The fairytale in the fells
Step back in time in Blanchland, the postcard-perfect, honey-stone village with the rightful reputation as one of the prettiest villages in the north of England. Stones, cobbles, hanging baskets and winding lanes are everywhere in Blanchland, and there isn’t a modern-day chainstore in sight.
The village owes its name to the French canons who lived and worked in Blanchland Abbey and were distinguished by their white habits. ‘Blanche’ is French for white, and so the name ‘Blanchland’ was born.
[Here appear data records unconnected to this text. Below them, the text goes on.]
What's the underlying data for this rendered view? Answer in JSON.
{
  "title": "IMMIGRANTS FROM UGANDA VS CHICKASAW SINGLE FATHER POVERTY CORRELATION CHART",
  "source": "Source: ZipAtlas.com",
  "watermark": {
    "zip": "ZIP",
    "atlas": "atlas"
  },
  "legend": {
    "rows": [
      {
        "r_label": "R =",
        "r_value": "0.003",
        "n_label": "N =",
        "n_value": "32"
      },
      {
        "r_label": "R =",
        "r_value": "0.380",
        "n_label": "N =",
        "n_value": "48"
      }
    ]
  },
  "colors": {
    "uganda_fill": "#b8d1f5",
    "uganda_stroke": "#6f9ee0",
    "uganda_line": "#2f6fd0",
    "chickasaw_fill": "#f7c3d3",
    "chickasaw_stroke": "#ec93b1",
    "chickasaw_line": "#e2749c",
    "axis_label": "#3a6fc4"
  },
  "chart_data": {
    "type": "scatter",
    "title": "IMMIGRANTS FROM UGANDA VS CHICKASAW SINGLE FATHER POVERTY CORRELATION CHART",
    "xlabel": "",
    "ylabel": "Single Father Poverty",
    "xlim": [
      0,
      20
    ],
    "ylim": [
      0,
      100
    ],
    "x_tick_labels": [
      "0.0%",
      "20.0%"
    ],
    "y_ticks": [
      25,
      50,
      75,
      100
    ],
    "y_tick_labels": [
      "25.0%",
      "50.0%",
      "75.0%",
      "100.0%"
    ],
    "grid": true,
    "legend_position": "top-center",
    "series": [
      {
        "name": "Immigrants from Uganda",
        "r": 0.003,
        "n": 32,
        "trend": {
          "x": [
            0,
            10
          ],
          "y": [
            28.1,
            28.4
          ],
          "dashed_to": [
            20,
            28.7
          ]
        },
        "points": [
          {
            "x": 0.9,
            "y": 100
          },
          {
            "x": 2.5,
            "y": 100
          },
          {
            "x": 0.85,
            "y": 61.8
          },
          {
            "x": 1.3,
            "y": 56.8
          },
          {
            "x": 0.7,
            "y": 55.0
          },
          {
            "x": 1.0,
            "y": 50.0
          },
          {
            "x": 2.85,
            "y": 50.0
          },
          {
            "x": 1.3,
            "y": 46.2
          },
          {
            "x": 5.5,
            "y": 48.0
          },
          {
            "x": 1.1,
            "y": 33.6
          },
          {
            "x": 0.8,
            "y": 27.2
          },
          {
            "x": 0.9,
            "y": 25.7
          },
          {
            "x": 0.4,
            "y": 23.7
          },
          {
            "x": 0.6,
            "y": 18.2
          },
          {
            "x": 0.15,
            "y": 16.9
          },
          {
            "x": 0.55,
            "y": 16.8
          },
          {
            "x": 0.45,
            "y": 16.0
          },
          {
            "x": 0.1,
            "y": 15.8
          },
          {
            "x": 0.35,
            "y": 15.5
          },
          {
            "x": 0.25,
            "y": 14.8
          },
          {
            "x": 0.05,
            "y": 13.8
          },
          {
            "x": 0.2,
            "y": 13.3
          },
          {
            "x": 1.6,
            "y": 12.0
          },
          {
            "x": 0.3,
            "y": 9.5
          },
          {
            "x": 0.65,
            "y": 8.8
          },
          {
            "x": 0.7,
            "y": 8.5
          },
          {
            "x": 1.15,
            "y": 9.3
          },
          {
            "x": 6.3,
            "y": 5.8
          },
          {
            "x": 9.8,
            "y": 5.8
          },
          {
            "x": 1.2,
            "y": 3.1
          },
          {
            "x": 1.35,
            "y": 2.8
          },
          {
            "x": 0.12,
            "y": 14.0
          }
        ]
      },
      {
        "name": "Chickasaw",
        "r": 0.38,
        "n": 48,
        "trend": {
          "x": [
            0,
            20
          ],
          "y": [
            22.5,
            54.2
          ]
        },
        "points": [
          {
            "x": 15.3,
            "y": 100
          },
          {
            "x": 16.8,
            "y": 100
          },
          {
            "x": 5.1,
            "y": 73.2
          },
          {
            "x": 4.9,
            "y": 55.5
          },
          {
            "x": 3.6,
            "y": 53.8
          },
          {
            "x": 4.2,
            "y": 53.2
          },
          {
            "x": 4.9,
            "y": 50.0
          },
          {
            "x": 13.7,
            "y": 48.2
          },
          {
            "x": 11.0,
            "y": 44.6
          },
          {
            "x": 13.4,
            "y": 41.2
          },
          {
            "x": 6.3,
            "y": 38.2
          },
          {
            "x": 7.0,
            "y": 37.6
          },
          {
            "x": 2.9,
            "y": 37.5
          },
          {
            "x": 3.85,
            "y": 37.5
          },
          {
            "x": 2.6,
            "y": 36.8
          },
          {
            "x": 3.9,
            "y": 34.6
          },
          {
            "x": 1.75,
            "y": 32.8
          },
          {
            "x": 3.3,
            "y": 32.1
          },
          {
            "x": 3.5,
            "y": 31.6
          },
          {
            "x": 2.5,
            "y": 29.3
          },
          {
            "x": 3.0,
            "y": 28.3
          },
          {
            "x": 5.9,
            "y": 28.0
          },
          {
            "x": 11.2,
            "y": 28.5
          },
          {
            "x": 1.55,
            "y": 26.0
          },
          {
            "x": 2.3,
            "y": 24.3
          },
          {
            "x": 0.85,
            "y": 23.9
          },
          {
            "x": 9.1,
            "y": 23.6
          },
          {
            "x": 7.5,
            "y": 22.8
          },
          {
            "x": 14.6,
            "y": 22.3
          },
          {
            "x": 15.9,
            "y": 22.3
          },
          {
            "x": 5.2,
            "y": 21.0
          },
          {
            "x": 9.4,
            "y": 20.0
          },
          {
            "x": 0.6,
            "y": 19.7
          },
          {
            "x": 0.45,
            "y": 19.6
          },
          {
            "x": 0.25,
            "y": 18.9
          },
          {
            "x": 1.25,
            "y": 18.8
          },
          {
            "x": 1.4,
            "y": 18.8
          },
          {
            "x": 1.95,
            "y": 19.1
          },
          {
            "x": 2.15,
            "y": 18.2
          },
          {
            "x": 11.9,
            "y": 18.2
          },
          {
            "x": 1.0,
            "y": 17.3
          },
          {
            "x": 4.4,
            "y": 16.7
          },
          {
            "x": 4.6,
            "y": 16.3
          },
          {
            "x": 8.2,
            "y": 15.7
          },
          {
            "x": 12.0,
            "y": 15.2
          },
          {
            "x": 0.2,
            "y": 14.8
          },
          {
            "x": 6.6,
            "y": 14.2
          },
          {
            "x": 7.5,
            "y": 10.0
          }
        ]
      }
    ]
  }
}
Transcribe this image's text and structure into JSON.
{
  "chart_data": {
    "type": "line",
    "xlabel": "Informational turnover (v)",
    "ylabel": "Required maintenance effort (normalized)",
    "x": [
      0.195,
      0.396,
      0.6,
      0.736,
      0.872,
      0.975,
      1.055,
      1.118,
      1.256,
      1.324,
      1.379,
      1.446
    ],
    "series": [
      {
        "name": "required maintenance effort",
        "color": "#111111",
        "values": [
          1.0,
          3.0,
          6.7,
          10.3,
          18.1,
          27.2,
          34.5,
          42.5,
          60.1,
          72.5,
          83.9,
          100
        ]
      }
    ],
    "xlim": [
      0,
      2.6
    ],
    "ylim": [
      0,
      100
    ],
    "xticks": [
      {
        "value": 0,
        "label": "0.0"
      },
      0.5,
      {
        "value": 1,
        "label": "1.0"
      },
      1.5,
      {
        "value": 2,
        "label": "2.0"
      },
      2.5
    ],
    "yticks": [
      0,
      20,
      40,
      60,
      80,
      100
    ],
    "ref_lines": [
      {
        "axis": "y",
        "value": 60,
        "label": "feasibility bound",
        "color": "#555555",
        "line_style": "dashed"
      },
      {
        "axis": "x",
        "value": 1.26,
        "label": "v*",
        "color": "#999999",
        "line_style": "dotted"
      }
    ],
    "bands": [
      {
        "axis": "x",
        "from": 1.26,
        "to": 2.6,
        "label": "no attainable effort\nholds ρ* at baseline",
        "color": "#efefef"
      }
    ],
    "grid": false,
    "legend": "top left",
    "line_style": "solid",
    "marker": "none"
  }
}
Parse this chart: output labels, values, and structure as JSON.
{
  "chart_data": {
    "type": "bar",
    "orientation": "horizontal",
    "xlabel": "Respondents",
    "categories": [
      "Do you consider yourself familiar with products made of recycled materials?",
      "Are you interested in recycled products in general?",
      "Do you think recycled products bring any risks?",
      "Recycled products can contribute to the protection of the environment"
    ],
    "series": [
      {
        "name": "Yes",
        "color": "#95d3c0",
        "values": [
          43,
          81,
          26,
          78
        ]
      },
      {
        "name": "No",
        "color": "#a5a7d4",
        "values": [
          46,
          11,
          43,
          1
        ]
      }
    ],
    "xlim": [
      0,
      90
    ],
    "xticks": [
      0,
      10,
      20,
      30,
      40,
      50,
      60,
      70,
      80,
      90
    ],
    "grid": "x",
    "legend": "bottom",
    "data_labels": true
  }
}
A local shop with an unusual, white-washed postbox, The White Monk Tea Room, which used to be the village school, Blanchland Abbey and the magnificent Lord Crewe Arms Hotel which was originally built as the Abbot's Lodge are all that you’ll find in this small village in Northumberland.
The oh-so-atmospheric Lord Crewe Arms Hotel is one of the oldest hostelries in the country, dating back to the 12th century. Here, the Jacobite Rebellion leader, General Tom Foster, hid behind the inn’s great fireplace in 1715. Expect to find stone wall interiors, rustic wooden beams, flickering candles and a roaring open fire when you visit for a drink, some scran or an overnight stay.
Blanchland Abbey was founded by Walter de Bolbec in 1165. Edward III visited the hidden gem while campaigning against the Scots in 1327. During church restoration in 1881, a 'marvellous system of drains devised by the monks' was discovered under the chancel. At least that is what the architect thought. It is much more likely that the 'drains' were, in fact, acoustic pits beneath the choir stalls, meant to amplify the voices of monks singing.
Surrounded by magnificent fells and idyllic views, Blanchland straddles the Northumberland and Durham border in the North Pennines Area of Outstanding Natural Beauty.